Nous suggérons également, quand c’est possible, de recourir à des termes épicènes (« personnes ») ou à des formules neutres du point de vue du genre. Pour les adjectifs, il faut appliquer la règle grammaticale dite de la proximité (le masculin ne l’emporte pas sur le féminin, c’est la proximité avec le nom qui détermine l’accord de l’adjectif : « les musiciens et musiciennes ont été rémunérées »). Enfin, certains termes devraient être déclinés au féminin si les catégories auxquelles ils renvoient sont très majoritairement composées de femmes (le même principe s’applique aux groupes très majoritairement composés d’hommes). Ce choix peut alors très simplement être justifié au début du texte, en note de bas de page, pour en avertir le lectorat.

Pour la féminisation des noms de fonctions, on privilégie les formes déjà existantes. En particulier, on écrit autrice plutôt qu’auteure (tout comme lectrice, traductrice, directrice…), l’ajout d’un e (muet donc en principe non entendu) aux terminaisons en « eur » étant réservé à des cas plus compliqués. On peut ainsi accepter « professeure », même si « professeuse » devrait pouvoir se généraliser comme toute autre forme féminine. En effet, la réussite d’une écriture inclusive (pour l’enjeu égalitaire qu’elle vise) nous semble reposer sur la « naturalisation » de toutes les formes qui ont un temps été jugées bizarres ou ridicules au féminin alors qu’elles ne l’étaient pas au masculin. L’argument selon lequel une forme féminine peut avoir un autre sens ne tient pas, car c’est également le cas de certaines formes masculines ; tout mot se comprend dans son environnement sémantique.

Le recours au point milieu, ou point médian, « · » est possible, mais ne devrait être utilisé qu’en dernier recours, lorsque les propositions précédentes ne suffisent pas à atteindre l’objectif recherché ou, de manière mesurée, pour des termes spécifiques, qui se prononcent de la même manière au masculin et au féminin (par exemple salarié·e, employé·e ou professionnel·le) et jamais pour des adjectifs seuls (voir la règle précédemment évoquée de l’accord de proximité en cas d’énumération). Au pluriel, on utilise un seul point milieu (on écrit alors « les salarié·es » et non pas « les salarié·e·s »).

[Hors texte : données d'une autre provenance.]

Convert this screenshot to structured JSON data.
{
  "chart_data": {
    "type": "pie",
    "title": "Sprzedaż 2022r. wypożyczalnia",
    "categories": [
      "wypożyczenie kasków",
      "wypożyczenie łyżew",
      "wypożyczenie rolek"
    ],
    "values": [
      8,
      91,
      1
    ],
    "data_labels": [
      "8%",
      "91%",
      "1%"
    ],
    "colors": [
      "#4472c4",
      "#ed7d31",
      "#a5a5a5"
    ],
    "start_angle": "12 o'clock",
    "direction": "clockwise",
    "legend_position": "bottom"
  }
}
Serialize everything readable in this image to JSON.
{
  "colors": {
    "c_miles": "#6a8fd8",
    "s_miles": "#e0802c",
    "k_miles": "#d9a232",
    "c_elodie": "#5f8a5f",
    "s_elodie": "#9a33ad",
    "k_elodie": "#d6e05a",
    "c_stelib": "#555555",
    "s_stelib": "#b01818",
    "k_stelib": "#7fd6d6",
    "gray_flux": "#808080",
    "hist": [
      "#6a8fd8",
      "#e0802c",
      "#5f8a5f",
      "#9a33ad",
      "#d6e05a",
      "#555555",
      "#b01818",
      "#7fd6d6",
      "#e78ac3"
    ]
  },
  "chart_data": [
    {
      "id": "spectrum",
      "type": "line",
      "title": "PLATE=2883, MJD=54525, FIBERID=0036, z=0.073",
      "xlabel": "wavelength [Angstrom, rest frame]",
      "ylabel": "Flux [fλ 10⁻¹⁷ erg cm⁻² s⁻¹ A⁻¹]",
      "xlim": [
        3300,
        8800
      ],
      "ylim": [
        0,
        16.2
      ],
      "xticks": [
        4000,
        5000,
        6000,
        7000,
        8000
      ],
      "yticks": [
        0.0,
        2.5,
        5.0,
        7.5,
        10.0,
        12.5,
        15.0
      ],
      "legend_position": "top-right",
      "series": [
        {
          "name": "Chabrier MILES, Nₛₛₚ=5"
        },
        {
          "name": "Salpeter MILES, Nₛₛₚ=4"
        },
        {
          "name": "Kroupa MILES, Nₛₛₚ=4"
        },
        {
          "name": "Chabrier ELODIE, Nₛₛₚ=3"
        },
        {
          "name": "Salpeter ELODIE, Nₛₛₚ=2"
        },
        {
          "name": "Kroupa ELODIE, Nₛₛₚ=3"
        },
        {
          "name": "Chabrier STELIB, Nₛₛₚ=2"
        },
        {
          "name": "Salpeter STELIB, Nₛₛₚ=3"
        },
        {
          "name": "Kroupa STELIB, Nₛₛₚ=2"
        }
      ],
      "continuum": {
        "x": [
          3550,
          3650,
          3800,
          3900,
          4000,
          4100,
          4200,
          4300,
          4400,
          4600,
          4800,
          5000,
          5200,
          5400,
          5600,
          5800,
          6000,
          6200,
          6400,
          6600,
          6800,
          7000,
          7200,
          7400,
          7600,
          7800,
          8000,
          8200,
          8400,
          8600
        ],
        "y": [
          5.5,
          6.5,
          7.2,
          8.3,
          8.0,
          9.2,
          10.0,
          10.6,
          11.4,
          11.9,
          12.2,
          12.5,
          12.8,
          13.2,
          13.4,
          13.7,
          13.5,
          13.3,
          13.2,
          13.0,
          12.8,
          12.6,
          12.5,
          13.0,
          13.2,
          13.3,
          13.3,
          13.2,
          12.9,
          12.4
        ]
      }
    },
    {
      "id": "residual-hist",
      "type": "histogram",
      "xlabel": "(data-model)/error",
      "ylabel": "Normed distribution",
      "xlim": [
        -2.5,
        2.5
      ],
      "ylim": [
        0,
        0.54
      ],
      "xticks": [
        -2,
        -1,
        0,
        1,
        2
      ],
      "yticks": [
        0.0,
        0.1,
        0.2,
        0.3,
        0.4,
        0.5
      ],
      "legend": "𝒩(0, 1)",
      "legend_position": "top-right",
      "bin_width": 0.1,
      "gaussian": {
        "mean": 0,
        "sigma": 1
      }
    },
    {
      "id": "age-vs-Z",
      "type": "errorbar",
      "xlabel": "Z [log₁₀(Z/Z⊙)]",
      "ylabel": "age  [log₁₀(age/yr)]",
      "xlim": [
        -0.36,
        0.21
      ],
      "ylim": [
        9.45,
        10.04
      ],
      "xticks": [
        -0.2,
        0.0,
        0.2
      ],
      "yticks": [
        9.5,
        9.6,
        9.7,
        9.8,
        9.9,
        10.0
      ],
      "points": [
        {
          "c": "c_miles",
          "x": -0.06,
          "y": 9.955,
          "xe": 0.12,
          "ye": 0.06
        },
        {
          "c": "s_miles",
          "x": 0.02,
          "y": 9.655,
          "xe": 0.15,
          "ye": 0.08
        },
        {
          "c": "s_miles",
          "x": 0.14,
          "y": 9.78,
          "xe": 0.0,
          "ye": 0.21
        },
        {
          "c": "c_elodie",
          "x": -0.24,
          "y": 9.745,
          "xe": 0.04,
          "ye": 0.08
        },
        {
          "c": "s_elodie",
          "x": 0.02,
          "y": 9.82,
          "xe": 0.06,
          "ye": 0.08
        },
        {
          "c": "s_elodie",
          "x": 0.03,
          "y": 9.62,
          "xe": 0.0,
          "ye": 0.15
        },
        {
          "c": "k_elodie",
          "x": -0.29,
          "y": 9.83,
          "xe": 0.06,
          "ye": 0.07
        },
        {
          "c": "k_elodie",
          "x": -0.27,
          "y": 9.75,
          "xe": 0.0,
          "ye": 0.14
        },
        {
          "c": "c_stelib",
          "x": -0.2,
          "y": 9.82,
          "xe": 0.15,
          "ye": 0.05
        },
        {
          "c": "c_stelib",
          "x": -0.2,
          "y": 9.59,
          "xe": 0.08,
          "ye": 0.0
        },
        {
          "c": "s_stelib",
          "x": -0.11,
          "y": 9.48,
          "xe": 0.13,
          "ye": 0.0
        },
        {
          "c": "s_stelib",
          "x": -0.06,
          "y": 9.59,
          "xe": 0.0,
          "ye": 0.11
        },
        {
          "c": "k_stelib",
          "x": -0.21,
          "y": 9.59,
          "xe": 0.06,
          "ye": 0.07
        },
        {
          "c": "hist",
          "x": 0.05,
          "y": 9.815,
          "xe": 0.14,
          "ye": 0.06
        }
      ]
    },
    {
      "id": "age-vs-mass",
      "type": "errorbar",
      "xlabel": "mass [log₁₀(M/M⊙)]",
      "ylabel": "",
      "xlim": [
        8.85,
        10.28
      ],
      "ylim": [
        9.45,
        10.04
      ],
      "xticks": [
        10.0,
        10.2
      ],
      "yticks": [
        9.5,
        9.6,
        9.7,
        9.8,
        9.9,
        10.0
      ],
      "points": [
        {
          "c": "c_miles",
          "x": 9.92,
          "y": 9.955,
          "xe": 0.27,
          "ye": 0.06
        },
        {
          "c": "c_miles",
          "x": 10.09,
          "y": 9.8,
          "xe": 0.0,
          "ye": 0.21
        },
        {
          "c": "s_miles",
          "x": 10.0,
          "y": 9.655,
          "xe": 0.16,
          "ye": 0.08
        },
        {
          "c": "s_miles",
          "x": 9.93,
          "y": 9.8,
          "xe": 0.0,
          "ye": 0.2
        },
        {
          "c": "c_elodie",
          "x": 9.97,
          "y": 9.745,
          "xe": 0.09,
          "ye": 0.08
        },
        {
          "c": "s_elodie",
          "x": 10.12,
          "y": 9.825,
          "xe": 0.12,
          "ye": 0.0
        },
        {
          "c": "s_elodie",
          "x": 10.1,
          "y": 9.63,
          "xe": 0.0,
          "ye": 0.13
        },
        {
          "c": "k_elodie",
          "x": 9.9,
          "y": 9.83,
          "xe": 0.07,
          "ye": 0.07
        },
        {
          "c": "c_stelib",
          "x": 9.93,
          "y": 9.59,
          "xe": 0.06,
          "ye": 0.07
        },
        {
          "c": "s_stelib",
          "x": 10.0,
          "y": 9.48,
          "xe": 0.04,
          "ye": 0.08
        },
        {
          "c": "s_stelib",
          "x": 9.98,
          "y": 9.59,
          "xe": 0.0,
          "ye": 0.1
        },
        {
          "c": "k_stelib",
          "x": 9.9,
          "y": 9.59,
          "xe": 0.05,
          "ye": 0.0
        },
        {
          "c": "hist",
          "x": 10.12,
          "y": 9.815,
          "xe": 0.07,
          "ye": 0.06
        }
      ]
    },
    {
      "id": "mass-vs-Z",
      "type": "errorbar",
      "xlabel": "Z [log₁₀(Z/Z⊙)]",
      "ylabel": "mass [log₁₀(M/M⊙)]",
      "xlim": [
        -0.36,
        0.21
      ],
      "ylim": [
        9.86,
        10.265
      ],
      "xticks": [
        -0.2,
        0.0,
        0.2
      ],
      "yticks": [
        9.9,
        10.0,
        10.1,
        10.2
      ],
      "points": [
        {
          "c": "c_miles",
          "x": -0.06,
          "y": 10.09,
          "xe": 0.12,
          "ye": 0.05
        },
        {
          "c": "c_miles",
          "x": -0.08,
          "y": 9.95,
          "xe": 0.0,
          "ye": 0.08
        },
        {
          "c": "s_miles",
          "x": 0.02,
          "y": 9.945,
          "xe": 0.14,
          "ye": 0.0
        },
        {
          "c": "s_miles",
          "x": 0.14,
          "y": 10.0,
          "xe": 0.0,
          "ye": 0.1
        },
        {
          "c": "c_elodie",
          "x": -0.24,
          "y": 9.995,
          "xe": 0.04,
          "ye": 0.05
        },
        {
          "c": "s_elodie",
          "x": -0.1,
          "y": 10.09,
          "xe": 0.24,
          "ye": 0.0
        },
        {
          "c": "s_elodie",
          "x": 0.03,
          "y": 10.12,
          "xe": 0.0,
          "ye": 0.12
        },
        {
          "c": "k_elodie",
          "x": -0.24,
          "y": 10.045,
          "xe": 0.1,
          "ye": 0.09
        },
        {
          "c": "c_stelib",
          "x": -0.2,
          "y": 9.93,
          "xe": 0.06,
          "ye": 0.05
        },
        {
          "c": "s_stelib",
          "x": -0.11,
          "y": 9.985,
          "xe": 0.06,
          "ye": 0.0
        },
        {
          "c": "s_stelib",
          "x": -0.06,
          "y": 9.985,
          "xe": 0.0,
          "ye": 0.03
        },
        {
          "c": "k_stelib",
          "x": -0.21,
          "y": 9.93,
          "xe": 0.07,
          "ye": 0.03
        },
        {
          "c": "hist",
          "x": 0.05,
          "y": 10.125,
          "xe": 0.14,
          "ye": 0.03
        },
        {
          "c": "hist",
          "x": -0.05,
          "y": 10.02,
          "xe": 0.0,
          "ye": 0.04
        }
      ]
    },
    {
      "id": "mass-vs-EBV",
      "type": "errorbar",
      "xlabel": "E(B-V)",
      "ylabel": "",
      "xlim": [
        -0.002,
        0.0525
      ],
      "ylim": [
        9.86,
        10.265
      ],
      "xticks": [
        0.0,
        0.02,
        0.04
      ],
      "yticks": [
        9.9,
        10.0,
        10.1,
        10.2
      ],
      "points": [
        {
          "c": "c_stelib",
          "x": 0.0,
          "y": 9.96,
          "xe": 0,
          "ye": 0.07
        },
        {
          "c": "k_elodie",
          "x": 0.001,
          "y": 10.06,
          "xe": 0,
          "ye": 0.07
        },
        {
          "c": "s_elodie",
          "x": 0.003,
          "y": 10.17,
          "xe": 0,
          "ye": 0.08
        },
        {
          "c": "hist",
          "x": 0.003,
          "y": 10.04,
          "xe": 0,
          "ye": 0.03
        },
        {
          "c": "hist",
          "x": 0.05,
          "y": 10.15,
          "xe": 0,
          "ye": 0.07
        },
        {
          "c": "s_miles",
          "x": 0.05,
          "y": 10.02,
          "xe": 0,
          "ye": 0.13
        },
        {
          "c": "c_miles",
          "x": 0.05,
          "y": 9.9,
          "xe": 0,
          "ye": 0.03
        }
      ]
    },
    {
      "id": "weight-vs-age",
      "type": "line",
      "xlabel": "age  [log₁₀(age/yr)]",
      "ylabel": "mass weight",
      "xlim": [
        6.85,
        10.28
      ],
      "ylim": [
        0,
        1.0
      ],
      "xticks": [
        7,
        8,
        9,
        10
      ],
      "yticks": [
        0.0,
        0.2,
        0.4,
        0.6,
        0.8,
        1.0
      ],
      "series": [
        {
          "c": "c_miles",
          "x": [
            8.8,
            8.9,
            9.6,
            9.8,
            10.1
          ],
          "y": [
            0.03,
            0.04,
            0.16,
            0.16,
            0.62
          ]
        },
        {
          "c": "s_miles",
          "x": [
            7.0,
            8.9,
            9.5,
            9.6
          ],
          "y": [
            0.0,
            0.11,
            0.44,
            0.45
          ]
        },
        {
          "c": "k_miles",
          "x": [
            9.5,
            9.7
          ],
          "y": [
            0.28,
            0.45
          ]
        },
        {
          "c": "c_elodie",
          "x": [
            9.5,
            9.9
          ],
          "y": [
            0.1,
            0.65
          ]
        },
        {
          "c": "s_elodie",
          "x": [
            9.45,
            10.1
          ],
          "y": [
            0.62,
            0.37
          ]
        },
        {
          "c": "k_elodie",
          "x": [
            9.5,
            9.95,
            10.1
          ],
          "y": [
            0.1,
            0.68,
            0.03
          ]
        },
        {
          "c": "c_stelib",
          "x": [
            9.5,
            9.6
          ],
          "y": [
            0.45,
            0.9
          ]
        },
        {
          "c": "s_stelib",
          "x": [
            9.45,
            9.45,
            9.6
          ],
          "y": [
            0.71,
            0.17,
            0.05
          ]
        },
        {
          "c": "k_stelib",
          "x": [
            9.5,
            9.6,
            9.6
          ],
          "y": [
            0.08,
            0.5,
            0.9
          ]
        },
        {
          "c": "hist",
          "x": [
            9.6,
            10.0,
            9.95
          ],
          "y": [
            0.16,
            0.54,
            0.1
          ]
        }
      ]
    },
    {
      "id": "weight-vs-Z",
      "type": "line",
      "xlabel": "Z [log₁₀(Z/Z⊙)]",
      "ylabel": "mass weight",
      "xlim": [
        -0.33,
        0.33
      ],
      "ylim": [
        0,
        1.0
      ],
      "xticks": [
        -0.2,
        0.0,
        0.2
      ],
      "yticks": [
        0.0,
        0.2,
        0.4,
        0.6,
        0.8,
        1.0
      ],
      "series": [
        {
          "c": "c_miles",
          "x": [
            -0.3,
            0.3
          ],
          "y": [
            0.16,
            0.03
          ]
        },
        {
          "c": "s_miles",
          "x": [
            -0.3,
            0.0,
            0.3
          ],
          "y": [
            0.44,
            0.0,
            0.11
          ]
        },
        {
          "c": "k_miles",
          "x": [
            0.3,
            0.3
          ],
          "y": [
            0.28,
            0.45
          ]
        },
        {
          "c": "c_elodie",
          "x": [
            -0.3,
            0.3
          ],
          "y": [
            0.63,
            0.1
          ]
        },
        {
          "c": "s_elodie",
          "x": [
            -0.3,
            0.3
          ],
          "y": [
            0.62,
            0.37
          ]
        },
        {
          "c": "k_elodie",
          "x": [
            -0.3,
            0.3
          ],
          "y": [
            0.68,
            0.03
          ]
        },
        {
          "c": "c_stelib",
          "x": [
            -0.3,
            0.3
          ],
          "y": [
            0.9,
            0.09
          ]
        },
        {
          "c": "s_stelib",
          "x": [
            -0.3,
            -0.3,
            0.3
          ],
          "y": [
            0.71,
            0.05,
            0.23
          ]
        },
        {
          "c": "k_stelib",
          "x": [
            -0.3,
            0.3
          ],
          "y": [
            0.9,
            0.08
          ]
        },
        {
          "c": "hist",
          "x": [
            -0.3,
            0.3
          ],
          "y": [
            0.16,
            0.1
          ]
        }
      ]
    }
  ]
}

Au pluriel, comme au singulier, si le nom est suivi d’un adjectif, on peut, pour alléger l’écriture, choisir de faire l’accord au masculin ou au féminin, puisque la mixité est déjà rendue visible par l’usage du point milieu pour le nom (par exemple on choisit d’écrire « des professionnel·les engagés » ou « des professionnel·les engagées », plutôt que « des professionnel·les engagé·es »). Par ailleurs, dans certains cas, le point milieu alourdit excessivement le style et gêne la lecture. Il devra alors absolument être évité (par exemple on n’écrit pas les « travailleurs·euses » mais « les travailleurs et les travailleuses »).

Il est à noter enfin que toutes les personnes ne se reconnaissent pas dans une assignation de genre binaire, et que des formes plus neutres ou inclusives émergent, comme « ielle » plutôt que « il » ou « elle » et, au pluriel, « auteurices », par exemple. Ces formes sont acceptées par la revue, et bienvenues tant qu’elles sont prononçables.

Ainsi, le comité de rédaction engage les autrices et les auteurs à pratiquer une écriture inclusive qui résulte d’une réflexion scientifique sur la mixité (ou la non-mixité) de genre des espaces sociaux étudiés, au-delà de l’application mécanique de règles. Les pratiques d’écriture inclusive étant encore en évolution, ces recommandations pourraient être révisées à l’avenir, le comité restant vigilant et mobilisé sur cet enjeu.